Space cooling using geothermal single‐effect water/lithium bromide absorption chiller

This research is proposed to fully investigate the performance of a single‐effect water/lithium bromide absorption chiller driven by geothermal energy. Since absorption cycles are considered as low‐grade energy cycles, this innovative idea of rejecting fluid from a single‐flash geothermal power plant with low‐grade energy would serve as efficient, economical, and promising technology. In order to examine the feasibility of this approach, a residential building which is located in Sharjah, UAE, considered to evaluate its cooling capacity of 39 kW which is calculated using MATLAB software. Based on the obtained cooling load, modeling of the required water/lithium bromide single‐effect absorption chiller machine is implemented and discussed. A detailed performance analysis of the proposed model under different conditions is performed using Engineering Equation Solver software (EES). Based on the obtained results, the major factors in the design of the proposed system are the size of the heat exchangers and the input heat source temperature. The results are presented graphically to find out the geofluid temperature and mass flow and solution heat exchanger effectiveness effects on the chiller thermal performance. Moreover, the effects of the size of all components of the absorption chiller on the cooling load to meet the space heating are presented. The thermal efficiency of the single‐flash geothermal power plant is about 13% when the power plant is at production well temperature 250℃, separator pressure 0.24 MPa, and condenser pressure 7.5 kPa.

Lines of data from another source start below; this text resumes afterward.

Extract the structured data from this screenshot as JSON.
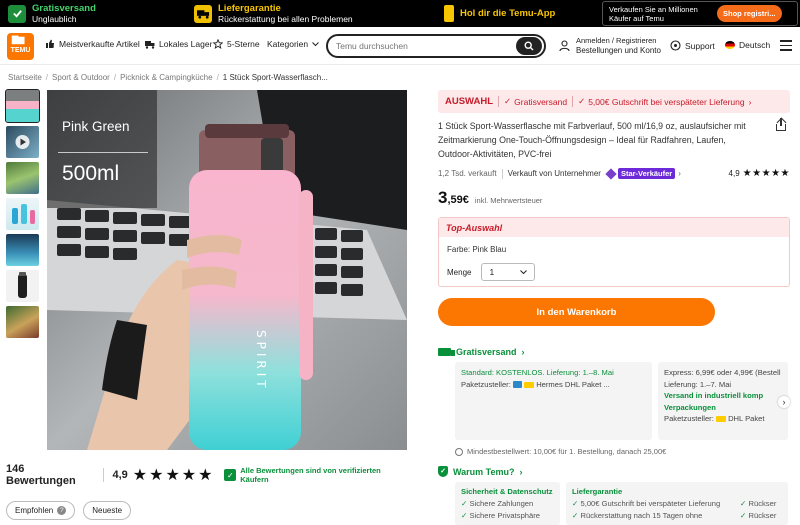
{
  "promo": {
    "shipping_title": "Gratisversand",
    "shipping_sub": "Unglaublich",
    "guarantee_title": "Liefergarantie",
    "guarantee_sub": "Rückerstattung bei allen Problemen",
    "app_label": "Hol dir die Temu-App",
    "seller_text": "Verkaufen Sie an Millionen Käufer auf Temu",
    "seller_button": "Shop registri..."
  },
  "header": {
    "logo_top": "▇▆",
    "logo_text": "TEMU",
    "nav": [
      "Meistverkaufte Artikel",
      "Lokales Lager",
      "5-Sterne",
      "Kategorien"
    ],
    "search_placeholder": "Temu durchsuchen",
    "account_line1": "Anmelden / Registrieren",
    "account_line2": "Bestellungen und Konto",
    "support": "Support",
    "language": "Deutsch"
  },
  "breadcrumb": [
    "Startseite",
    "Sport & Outdoor",
    "Picknick & Campingküche",
    "1 Stück Sport-Wasserflasch..."
  ],
  "product": {
    "image_label_color": "Pink Green",
    "image_label_size": "500ml",
    "bottle_text": "SPIRIT",
    "deal_label": "AUSWAHL",
    "deal_free": "Gratisversand",
    "deal_credit": "5,00€ Gutschrift bei verspäteter Lieferung",
    "title": "1 Stück Sport-Wasserflasche mit Farbverlauf, 500 ml/16,9 oz, auslaufsicher mit Zeitmarkierung One-Touch-Öffnungsdesign – Ideal für Radfahren, Laufen, Outdoor-Aktivitäten, PVC-frei",
    "sold": "1,2 Tsd. verkauft",
    "seller": "Verkauft von Unternehmer",
    "star_badge": "Star-Verkäufer",
    "rating": "4,9",
    "stars": "★★★★★",
    "price_main": "3",
    "price_cents": ",59€",
    "tax_note": "inkl. Mehrwertsteuer",
    "top_label": "Top-Auswahl",
    "color_line": "Farbe: Pink Blau",
    "qty_label": "Menge",
    "qty_value": "1",
    "cart_button": "In den Warenkorb"
  },
  "reviews": {
    "count": "146 Bewertungen",
    "score": "4,9",
    "stars": "★★★★★",
    "verified": "Alle Bewertungen sind von verifizierten Käufern",
    "filter_recommended": "Empfohlen",
    "filter_recent": "Neueste"
  },
  "shipping": {
    "heading": "Gratisversand",
    "card1_line1": "Standard: KOSTENLOS. Lieferung: 1.–8. Mai",
    "card1_line2": "Paketzusteller:",
    "card1_carriers": "Hermes  DHL Paket ...",
    "card2_line1": "Express: 6,99€ oder 4,99€ (Bestell",
    "card2_line2": "Lieferung: 1.–7. Mai",
    "card2_line3": "Versand in industriell komp Verpackungen",
    "card2_line4": "Paketzusteller:",
    "card2_carrier": "DHL Paket",
    "min_order": "Mindestbestellwert: 10,00€ für 1. Bestellung, danach 25,00€"
  },
  "why": {
    "heading": "Warum Temu?",
    "col1_title": "Sicherheit & Datenschutz",
    "col1_items": [
      "Sichere Zahlungen",
      "Sichere Privatsphäre"
    ],
    "col2_title": "Liefergarantie",
    "col2_items": [
      "5,00€ Gutschrift bei verspäteter Lieferung",
      "Rückerstattung nach 15 Tagen ohne"
    ],
    "col3_items": [
      "Rückser",
      "Rückser"
    ]
  },
  "colors": {
    "brand": "#fb7701",
    "deal_red": "#c81b2a",
    "green": "#0a8f3b",
    "promo_yellow": "#f7c600"
  }
}
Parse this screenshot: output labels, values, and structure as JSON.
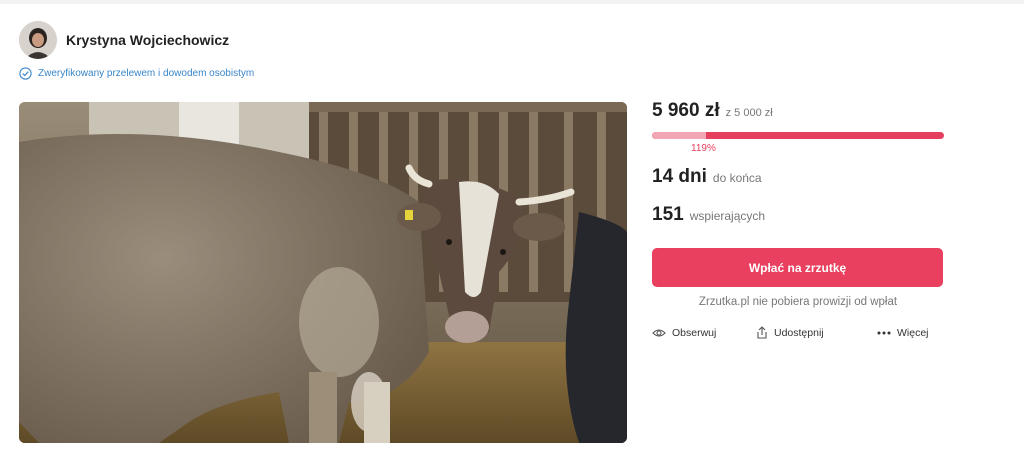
{
  "author": {
    "name": "Krystyna Wojciechowicz",
    "verified_text": "Zweryfikowany przelewem i dowodem osobistym"
  },
  "campaign": {
    "raised": "5 960 zł",
    "goal_text": "z 5 000 zł",
    "progress_fraction": 1.19,
    "percent_label": "119%",
    "days_value": "14 dni",
    "days_label": "do końca",
    "supporters_value": "151",
    "supporters_label": "wspierających",
    "donate_label": "Wpłać na zrzutkę",
    "no_fee_text": "Zrzutka.pl nie pobiera prowizji od wpłat"
  },
  "actions": {
    "follow_label": "Obserwuj",
    "share_label": "Udostępnij",
    "more_label": "Więcej"
  },
  "icons": {
    "verified": "check-circle-icon",
    "follow": "eye-icon",
    "share": "share-icon",
    "more": "more-dots-icon"
  },
  "colors": {
    "accent": "#e8405e",
    "progress_light": "#f3a6b4",
    "verified_blue": "#3a86c8"
  }
}
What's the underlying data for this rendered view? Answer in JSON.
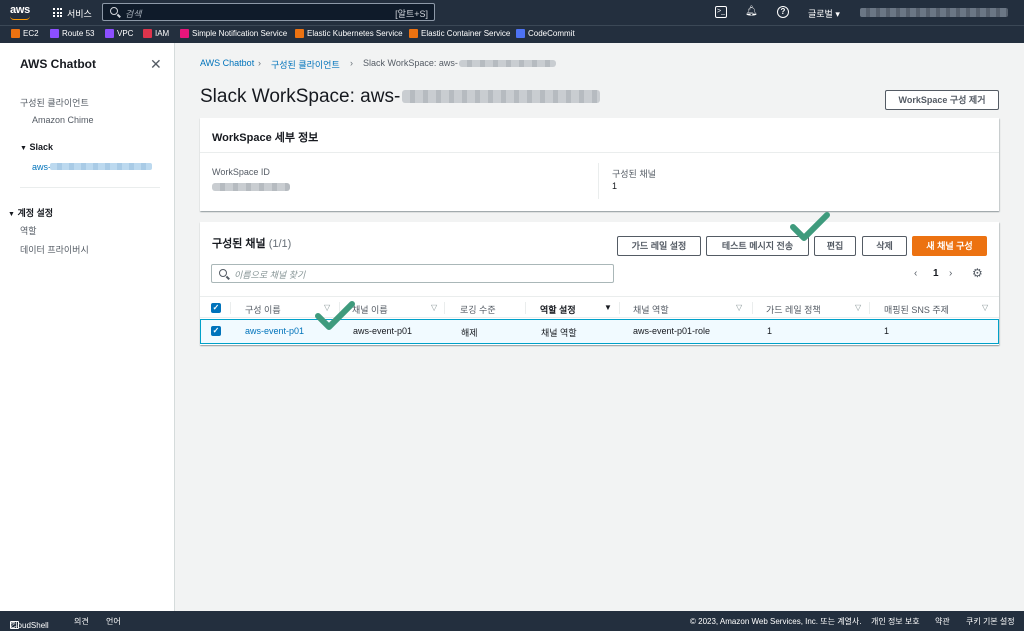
{
  "topnav": {
    "logo": "aws",
    "services_label": "서비스",
    "search_placeholder": "검색",
    "search_shortcut": "[알트+S]",
    "region_label": "글로벌 ▾"
  },
  "favorites": [
    {
      "label": "EC2",
      "color": "#ec7211"
    },
    {
      "label": "Route 53",
      "color": "#8c4fff"
    },
    {
      "label": "VPC",
      "color": "#8c4fff"
    },
    {
      "label": "IAM",
      "color": "#dd344c"
    },
    {
      "label": "Simple Notification Service",
      "color": "#e7157b"
    },
    {
      "label": "Elastic Kubernetes Service",
      "color": "#ec7211"
    },
    {
      "label": "Elastic Container Service",
      "color": "#ec7211"
    },
    {
      "label": "CodeCommit",
      "color": "#4d72f3"
    }
  ],
  "sidebar": {
    "title": "AWS Chatbot",
    "configured_clients": "구성된 클라이언트",
    "amazon_chime": "Amazon Chime",
    "slack": "Slack",
    "workspace_prefix": "aws-",
    "account_settings": "계정 설정",
    "role": "역할",
    "data_privacy": "데이터 프라이버시"
  },
  "breadcrumb": {
    "item1": "AWS Chatbot",
    "item2": "구성된 클라이언트",
    "current": "Slack WorkSpace: aws-"
  },
  "page": {
    "title": "Slack WorkSpace: aws-",
    "remove_button": "WorkSpace 구성 제거"
  },
  "details": {
    "header": "WorkSpace 세부 정보",
    "workspace_id_label": "WorkSpace ID",
    "channels_label": "구성된 채널",
    "channels_value": "1"
  },
  "channels": {
    "header": "구성된 채널",
    "count": "(1/1)",
    "buttons": {
      "guardrail": "가드 레일 설정",
      "test": "테스트 메시지 전송",
      "edit": "편집",
      "delete": "삭제",
      "new": "새 채널 구성"
    },
    "filter_placeholder": "이름으로 채널 찾기",
    "page_number": "1",
    "columns": [
      "구성 이름",
      "채널 이름",
      "로깅 수준",
      "역할 설정",
      "채널 역할",
      "가드 레일 정책",
      "매핑된 SNS 주제"
    ],
    "rows": [
      {
        "config_name": "aws-event-p01",
        "channel_name": "aws-event-p01",
        "logging": "해제",
        "role_setting": "채널 역할",
        "channel_role": "aws-event-p01-role",
        "guardrail_policies": "1",
        "sns_topics": "1"
      }
    ]
  },
  "footer": {
    "cloudshell": "CloudShell",
    "feedback": "의견",
    "language": "언어",
    "copyright": "© 2023, Amazon Web Services, Inc. 또는 계열사.",
    "privacy": "개인 정보 보호",
    "terms": "약관",
    "cookies": "쿠키 기본 설정"
  },
  "colors": {
    "nav_bg": "#232f3e",
    "link": "#0073bb",
    "primary": "#ec7211",
    "selected_row_bg": "#f1faff",
    "annotation_check": "#3f9b7d"
  }
}
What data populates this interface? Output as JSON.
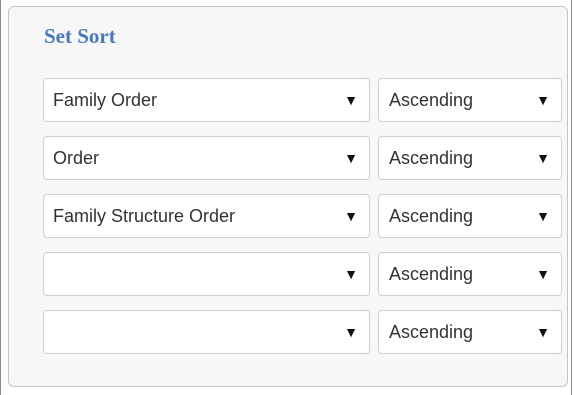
{
  "panel": {
    "title": "Set Sort"
  },
  "rows": [
    {
      "field": "Family Order",
      "direction": "Ascending"
    },
    {
      "field": "Order",
      "direction": "Ascending"
    },
    {
      "field": "Family Structure Order",
      "direction": "Ascending"
    },
    {
      "field": "",
      "direction": "Ascending"
    },
    {
      "field": "",
      "direction": "Ascending"
    }
  ],
  "icons": {
    "dropdown_arrow": "▼"
  },
  "colors": {
    "title": "#4a78b5",
    "panel_background": "#f7f7f7",
    "field_border": "#cfcfcf"
  }
}
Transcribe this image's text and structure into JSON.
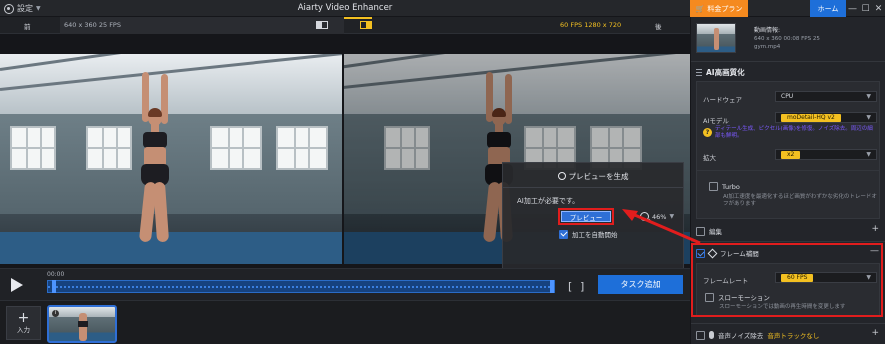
{
  "titlebar": {
    "settings_label": "設定",
    "app_title": "Aiarty Video Enhancer",
    "pricing_label": "料金プラン",
    "home_label": "ホーム",
    "minimize": "—",
    "maximize": "☐",
    "close": "✕"
  },
  "preview_header": {
    "before_label": "前",
    "after_label": "後",
    "source_info": "640 x 360  25 FPS",
    "output_info": "60 FPS  1280 x 720"
  },
  "dialog": {
    "title": "プレビューを生成",
    "message": "AI加工が必要です。",
    "preview_button": "プレビュー",
    "auto_start_label": "加工を自動開始"
  },
  "zoom": {
    "value": "46%"
  },
  "timeline": {
    "time": "00:00",
    "bracket_in": "[",
    "bracket_out": "]",
    "task_add_label": "タスク追加"
  },
  "bottom": {
    "add_label": "入力",
    "add_plus": "+",
    "thumb_badge": "i"
  },
  "panel": {
    "video_info": {
      "title": "動画情報:",
      "line1": "640 x 360  00:08  FPS 25",
      "line2": "gym.mp4"
    },
    "ai_section_title": "AI高画質化",
    "hardware_label": "ハードウェア",
    "hardware_value": "CPU",
    "model_label": "AIモデル",
    "model_value": "moDetail-HQ  v2",
    "model_warning": "ディテール生成、ピクセル(画像)を修復。ノイズ除去。周辺の細部も鮮明。",
    "model_warning_icon": "?",
    "scale_label": "拡大",
    "scale_value": "x2",
    "turbo_label": "Turbo",
    "turbo_desc": "AI加工速度を最適化するほど画質がわずかな劣化のトレードオフがあります",
    "edit_label": "編集",
    "frame_section_label": "フレーム補間",
    "frame_rate_label": "フレームレート",
    "frame_rate_value": "60 FPS",
    "slow_motion_label": "スローモーション",
    "slow_motion_desc": "スローモーションでは動画の再生時間を変更します",
    "noise_label": "音声ノイズ除去",
    "noise_value": "音声トラックなし",
    "plus": "+",
    "minus": "—"
  },
  "colors": {
    "accent_blue": "#1e6fd9",
    "accent_orange": "#f58a1f",
    "accent_yellow": "#f3c021",
    "highlight_red": "#e11d1d"
  }
}
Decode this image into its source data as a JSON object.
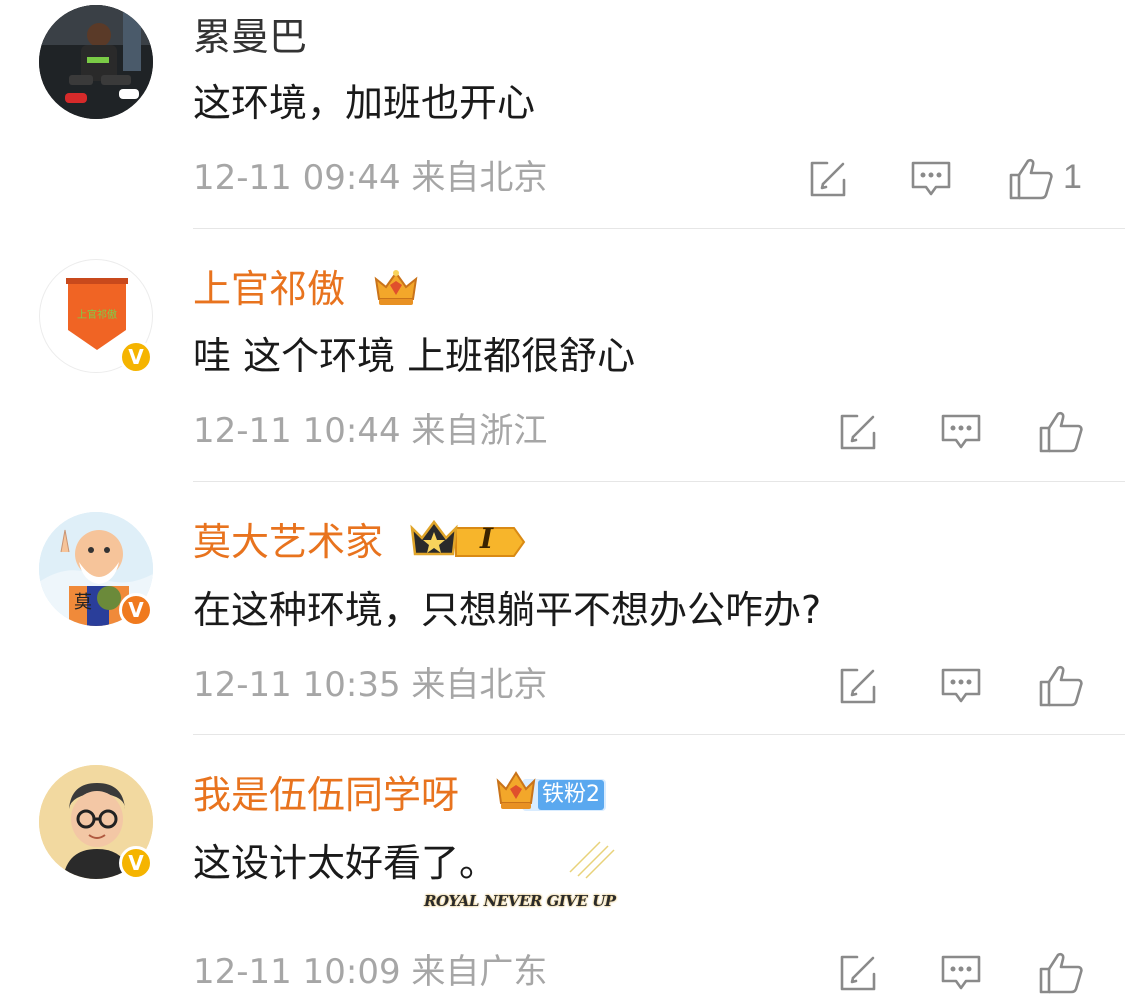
{
  "comments": [
    {
      "username": "累曼巴",
      "text": "这环境，加班也开心",
      "timestamp": "12-11 09:44",
      "location": "来自北京",
      "likes": "1",
      "verified": false,
      "vip": false
    },
    {
      "username": "上官祁傲",
      "avatar_text": "上官祁傲",
      "text": "哇 这个环境 上班都很舒心",
      "timestamp": "12-11 10:44",
      "location": "来自浙江",
      "likes": "",
      "verified": true,
      "verified_color": "#f5b400",
      "vip": true
    },
    {
      "username": "莫大艺术家",
      "avatar_text": "莫",
      "text": "在这种环境，只想躺平不想办公咋办?",
      "timestamp": "12-11 10:35",
      "location": "来自北京",
      "likes": "",
      "verified": true,
      "verified_color": "#f07a1e",
      "vip": true,
      "level_badge": "I"
    },
    {
      "username": "我是伍伍同学呀",
      "text": "这设计太好看了。",
      "timestamp": "12-11 10:09",
      "location": "来自广东",
      "likes": "",
      "verified": true,
      "verified_color": "#f5b400",
      "vip": true,
      "fan_badge": "铁粉2",
      "decoration_text": "ROYAL NEVER GIVE UP"
    }
  ],
  "colors": {
    "vip_name": "#e8731e",
    "meta": "#a6a6a6",
    "icon": "#8a8a8a"
  }
}
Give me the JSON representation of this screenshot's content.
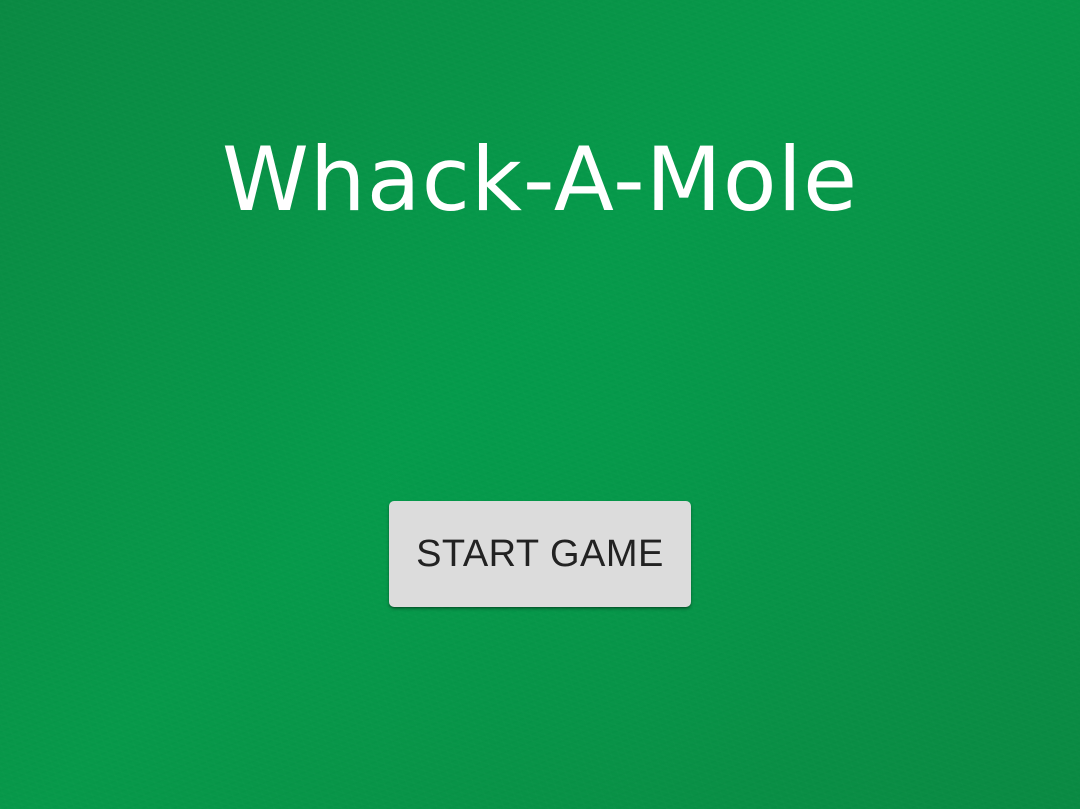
{
  "game": {
    "title": "Whack-A-Mole",
    "start_button_label": "START GAME"
  },
  "colors": {
    "background": "#07994a",
    "title_text": "#ffffff",
    "button_bg": "#dcdcdc",
    "button_text": "#222222"
  }
}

The results show that the coefficient of performance (COP) reaches about 0.87 at solution heat exchanger effectiveness of 0.9, when the geofluid temperature is 120℃. 1. Performance analysis of geothermal water/lithium bromide absorption chiller is presented. 2. Cooling load of the absorption chiller was determined for a residential building. 3. MATLAB and EES software are used in the analysis. 4. Size of heat exchangers and heat source inlet temperature are the most effective parameters on performance. 5. Graphical diagrams are presented for the results.